I. Leo (Bizans Kasabı), tahta başkomutanı Aspar’ın desteğiyle geçmişti ve komutanının ordudaki yetkinliğini kırmak adına türlü girişimlerde bulunması gerektiğinin farkında olarak kendisine özel muhafız birliği kurma teşebbüsü gibi hamlelerde bulunmaya devam ediyordu. Bu hamlelerden en önemlisi ise İsauryalı kavimlerle anlaşmaktı ki böylece orduda güçlü bir kozu olacaktı çünkü bu kavimler askeri olarak ön plana çıkan kavimlerdi. Bu anlaşma meselesini, bağlarını kuvvetlendirmek amacıyla İsauryalı kavimlerin lideri olan Tarasicodiska ile kızı Ariadne ile evliliğini sağladı. Çatırdamalar oldukça fazlaydı ve senatodan hatta halktan olumlu tepki aldığı söylenemez. Bu arada Tarasicodiska ismini evlilik sonrasında değiştirerek Zeno olarak anılmaya başlanmasını sağladı. Bu konunun ciddileştiğine ve hanedanın her an İsauryalı kanıyla devam etme riskiyle karşı karşıya kalındığına dair büyük bir işaretti.

Tarihler bu defa 18 Ocak 474’ü gösterdiğinde dizanteri hastalığına yakalanan I. Leo, yaşamını yitirdi ve yerine torunu II. Leo geçti. Söylenti olarak görülse de kuvvetle muhtemel II.Leo o yılın başında çıktığı tahtını henüz bir yılı doldurmadan annesi Ariadne tarafından zehirlenerek kaybetmiştir. Asıl sebebi kocasının tahta geçmesini istemesiydi. Böylece varis bulunmadığından İsauryalı Flavius Zeno tahta geçmiştir. Kanın önemi yitirilmek üzeredir. Aslında oğlu tarafından 474’te ortak imparator ilan edilmişti fakat tek güç olma isteği insanoğlunun yaradılıştan beri en büyük hırs ve hevesidir ve Zeno’da buna kapılan liderlerden biridir.

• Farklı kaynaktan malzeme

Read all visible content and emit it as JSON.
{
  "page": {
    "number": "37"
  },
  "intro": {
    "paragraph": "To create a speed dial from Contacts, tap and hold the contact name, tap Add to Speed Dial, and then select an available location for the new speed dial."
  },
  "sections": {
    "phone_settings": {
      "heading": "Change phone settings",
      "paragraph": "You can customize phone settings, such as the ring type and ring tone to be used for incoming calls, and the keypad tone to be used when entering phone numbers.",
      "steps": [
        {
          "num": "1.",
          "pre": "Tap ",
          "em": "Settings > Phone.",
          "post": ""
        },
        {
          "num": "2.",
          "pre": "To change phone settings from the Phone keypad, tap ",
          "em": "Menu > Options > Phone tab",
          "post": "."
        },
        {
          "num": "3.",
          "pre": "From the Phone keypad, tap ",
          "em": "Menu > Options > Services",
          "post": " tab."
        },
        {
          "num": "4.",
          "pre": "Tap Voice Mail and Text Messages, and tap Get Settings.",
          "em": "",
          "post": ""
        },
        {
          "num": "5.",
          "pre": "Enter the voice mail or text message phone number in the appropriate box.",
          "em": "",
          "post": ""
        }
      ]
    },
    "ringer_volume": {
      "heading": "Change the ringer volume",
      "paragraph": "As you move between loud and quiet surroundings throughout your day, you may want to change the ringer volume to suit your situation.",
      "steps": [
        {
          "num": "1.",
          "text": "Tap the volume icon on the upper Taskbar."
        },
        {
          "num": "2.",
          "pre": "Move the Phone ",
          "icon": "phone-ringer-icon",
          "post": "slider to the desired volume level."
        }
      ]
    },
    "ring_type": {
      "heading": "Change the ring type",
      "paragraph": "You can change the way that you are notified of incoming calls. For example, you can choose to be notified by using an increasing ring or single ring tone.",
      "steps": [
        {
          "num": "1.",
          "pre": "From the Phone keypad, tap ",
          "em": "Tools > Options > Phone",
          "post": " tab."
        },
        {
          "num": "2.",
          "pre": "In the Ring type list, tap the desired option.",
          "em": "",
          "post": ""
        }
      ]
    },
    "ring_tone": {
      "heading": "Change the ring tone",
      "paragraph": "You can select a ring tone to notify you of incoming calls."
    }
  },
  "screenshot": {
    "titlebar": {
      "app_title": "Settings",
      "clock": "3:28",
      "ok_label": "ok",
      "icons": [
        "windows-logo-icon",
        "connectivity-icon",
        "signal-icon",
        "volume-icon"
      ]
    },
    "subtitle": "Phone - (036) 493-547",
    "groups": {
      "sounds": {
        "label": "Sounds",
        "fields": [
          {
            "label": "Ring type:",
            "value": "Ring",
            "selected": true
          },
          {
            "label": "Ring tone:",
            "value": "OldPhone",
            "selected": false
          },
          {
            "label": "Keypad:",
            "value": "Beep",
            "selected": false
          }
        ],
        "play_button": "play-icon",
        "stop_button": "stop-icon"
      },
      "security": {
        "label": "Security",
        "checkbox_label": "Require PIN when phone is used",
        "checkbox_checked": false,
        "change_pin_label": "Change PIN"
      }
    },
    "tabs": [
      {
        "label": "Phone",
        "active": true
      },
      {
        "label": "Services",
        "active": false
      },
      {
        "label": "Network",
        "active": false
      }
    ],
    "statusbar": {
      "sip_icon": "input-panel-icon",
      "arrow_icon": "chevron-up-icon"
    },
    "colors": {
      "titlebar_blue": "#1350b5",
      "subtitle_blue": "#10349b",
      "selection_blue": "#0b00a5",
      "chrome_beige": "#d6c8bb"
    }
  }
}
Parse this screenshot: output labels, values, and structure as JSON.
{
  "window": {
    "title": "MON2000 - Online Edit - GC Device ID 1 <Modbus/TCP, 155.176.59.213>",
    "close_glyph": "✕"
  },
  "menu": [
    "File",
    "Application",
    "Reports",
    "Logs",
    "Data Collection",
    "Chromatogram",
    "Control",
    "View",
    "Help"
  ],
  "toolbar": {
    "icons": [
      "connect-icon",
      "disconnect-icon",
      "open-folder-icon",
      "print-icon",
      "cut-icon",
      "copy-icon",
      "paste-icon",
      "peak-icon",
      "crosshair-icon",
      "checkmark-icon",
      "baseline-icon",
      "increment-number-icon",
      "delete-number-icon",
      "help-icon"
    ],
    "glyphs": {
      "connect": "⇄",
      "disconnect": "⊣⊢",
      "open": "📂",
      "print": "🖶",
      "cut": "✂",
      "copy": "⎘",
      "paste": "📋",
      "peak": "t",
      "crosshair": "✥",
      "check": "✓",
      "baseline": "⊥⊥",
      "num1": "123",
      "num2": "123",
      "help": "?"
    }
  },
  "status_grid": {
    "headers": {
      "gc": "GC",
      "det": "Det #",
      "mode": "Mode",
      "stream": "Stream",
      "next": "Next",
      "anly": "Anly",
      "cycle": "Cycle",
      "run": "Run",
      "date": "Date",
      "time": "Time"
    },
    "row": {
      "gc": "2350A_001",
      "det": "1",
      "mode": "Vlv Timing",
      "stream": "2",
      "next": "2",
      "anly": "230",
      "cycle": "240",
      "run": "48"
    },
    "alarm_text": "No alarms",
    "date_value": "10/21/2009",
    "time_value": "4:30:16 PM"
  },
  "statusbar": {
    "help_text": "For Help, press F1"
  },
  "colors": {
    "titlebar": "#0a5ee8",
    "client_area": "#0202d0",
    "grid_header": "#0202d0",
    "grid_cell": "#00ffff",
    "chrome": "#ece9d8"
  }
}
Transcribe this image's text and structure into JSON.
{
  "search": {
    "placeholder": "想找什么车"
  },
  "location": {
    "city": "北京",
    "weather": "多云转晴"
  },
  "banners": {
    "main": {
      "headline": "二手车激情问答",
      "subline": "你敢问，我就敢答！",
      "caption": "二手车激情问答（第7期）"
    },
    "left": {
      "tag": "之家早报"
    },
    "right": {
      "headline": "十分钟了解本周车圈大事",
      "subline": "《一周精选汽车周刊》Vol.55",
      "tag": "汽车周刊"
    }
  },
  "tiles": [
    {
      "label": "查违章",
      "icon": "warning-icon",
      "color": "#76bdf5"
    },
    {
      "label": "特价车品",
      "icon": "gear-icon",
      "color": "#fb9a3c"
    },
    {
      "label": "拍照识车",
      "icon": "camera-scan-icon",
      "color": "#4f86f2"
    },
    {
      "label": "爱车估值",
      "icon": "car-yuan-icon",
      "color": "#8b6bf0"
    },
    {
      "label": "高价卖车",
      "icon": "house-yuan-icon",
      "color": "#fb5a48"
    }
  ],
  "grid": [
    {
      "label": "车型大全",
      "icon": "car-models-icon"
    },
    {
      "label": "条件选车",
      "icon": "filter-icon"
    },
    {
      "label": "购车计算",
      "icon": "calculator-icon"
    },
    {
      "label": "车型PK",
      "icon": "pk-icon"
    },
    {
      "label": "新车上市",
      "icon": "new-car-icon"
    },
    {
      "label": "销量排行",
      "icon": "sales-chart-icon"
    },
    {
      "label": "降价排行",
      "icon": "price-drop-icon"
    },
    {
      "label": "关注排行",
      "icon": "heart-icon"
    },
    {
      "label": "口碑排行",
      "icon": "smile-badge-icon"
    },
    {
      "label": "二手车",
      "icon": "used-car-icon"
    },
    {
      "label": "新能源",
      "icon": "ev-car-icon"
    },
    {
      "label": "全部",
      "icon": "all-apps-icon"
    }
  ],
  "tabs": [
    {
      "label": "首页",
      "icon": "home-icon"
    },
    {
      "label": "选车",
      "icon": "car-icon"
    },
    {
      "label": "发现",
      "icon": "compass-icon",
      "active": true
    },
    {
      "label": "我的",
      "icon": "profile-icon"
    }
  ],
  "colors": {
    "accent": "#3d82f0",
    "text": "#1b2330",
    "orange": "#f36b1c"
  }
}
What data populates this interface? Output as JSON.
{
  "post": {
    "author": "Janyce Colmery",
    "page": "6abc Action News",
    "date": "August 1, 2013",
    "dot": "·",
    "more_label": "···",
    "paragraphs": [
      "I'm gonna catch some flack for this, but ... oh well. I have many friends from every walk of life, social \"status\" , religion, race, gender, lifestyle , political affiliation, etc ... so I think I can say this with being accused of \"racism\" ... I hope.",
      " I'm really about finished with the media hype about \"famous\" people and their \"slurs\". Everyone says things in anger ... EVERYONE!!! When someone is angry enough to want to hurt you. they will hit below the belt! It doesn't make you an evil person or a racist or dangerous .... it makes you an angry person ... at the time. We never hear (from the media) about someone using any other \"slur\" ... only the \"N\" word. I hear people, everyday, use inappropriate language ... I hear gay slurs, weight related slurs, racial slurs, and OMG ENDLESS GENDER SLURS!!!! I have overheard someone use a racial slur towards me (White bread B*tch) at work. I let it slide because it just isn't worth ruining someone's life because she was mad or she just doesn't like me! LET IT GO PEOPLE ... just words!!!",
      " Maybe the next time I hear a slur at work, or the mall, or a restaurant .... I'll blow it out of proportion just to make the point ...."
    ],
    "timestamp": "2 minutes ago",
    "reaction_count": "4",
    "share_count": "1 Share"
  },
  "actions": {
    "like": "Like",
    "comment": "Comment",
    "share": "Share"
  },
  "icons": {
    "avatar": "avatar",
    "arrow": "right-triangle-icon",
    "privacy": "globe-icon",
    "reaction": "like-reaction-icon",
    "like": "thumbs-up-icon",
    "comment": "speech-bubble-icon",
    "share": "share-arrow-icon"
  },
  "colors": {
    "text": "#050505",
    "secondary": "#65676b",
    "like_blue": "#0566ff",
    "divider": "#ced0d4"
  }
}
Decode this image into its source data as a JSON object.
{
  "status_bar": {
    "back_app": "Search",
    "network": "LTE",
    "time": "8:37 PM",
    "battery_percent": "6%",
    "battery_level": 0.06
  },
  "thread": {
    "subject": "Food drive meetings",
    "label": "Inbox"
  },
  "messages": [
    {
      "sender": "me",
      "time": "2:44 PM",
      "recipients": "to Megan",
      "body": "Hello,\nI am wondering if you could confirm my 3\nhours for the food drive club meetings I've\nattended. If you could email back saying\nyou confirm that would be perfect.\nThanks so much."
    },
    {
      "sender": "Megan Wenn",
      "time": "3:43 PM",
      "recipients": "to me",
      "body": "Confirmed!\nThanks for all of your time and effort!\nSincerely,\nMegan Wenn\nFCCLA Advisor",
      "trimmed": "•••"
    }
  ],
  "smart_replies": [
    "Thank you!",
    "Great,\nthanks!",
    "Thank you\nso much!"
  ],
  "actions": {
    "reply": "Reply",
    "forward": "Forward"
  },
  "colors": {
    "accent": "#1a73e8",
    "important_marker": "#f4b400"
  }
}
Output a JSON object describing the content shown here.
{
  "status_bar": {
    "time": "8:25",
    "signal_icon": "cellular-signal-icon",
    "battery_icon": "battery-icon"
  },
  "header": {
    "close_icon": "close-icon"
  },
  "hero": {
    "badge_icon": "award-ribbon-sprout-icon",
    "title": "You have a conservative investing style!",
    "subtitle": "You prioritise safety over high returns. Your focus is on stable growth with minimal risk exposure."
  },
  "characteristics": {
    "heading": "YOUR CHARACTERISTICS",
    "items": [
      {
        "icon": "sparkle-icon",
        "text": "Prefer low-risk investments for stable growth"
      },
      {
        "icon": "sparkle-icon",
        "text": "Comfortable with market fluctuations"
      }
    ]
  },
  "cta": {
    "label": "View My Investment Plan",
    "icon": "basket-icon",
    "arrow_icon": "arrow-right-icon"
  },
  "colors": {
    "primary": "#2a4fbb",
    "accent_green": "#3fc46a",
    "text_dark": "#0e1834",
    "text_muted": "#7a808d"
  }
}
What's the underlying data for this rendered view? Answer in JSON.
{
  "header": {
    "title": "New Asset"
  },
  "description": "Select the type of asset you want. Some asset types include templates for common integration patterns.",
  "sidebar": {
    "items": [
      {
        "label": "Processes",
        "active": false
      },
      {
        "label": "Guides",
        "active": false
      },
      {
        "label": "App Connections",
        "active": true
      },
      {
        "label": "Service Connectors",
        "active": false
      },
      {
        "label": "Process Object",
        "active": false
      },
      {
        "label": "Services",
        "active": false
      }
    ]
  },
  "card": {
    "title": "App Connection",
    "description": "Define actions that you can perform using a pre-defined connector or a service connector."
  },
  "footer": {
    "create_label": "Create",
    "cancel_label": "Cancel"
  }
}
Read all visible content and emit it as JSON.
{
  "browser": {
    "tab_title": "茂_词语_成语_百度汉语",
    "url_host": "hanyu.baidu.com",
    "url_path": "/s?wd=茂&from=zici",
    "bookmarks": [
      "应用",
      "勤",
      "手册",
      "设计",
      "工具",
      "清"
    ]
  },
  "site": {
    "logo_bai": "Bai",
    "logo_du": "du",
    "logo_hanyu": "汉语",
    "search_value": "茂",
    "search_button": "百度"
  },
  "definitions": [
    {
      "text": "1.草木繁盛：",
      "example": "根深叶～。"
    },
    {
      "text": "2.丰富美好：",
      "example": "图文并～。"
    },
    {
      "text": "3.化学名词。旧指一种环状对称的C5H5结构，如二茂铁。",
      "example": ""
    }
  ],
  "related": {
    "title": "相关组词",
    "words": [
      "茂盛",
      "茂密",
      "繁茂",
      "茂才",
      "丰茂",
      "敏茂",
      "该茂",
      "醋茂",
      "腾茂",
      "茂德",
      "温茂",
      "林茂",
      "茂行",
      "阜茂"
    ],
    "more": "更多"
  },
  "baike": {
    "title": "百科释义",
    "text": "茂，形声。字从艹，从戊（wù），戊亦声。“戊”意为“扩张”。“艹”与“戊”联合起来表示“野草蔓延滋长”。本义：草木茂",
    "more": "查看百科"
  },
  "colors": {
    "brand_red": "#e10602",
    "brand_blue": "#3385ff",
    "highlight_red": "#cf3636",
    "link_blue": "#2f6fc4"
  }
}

Halk ve Bizans soylularıyla birlikte Senato, kanın öneminin farkında olarak Zeno’yu desteklemiyordu. Bu süreçle birlikte kısa süre sonra tarihler 9 ocak 475’i gösterirken kayınvalidesi Verine ve onun erkek kardeşi Basiliscus tarafından tahtı gasp edilmiştir. Ardından Basiliscus Monofizit olmasıyla ve yeteneksizliğiyle taraftarlarının desteğini kaybetmiş, Ağustos 475 yılında Zeno ila yaptığı taht savaşından mağlup ayrılmış hapiste aç bırakılarak ölüme terk edilmiştir.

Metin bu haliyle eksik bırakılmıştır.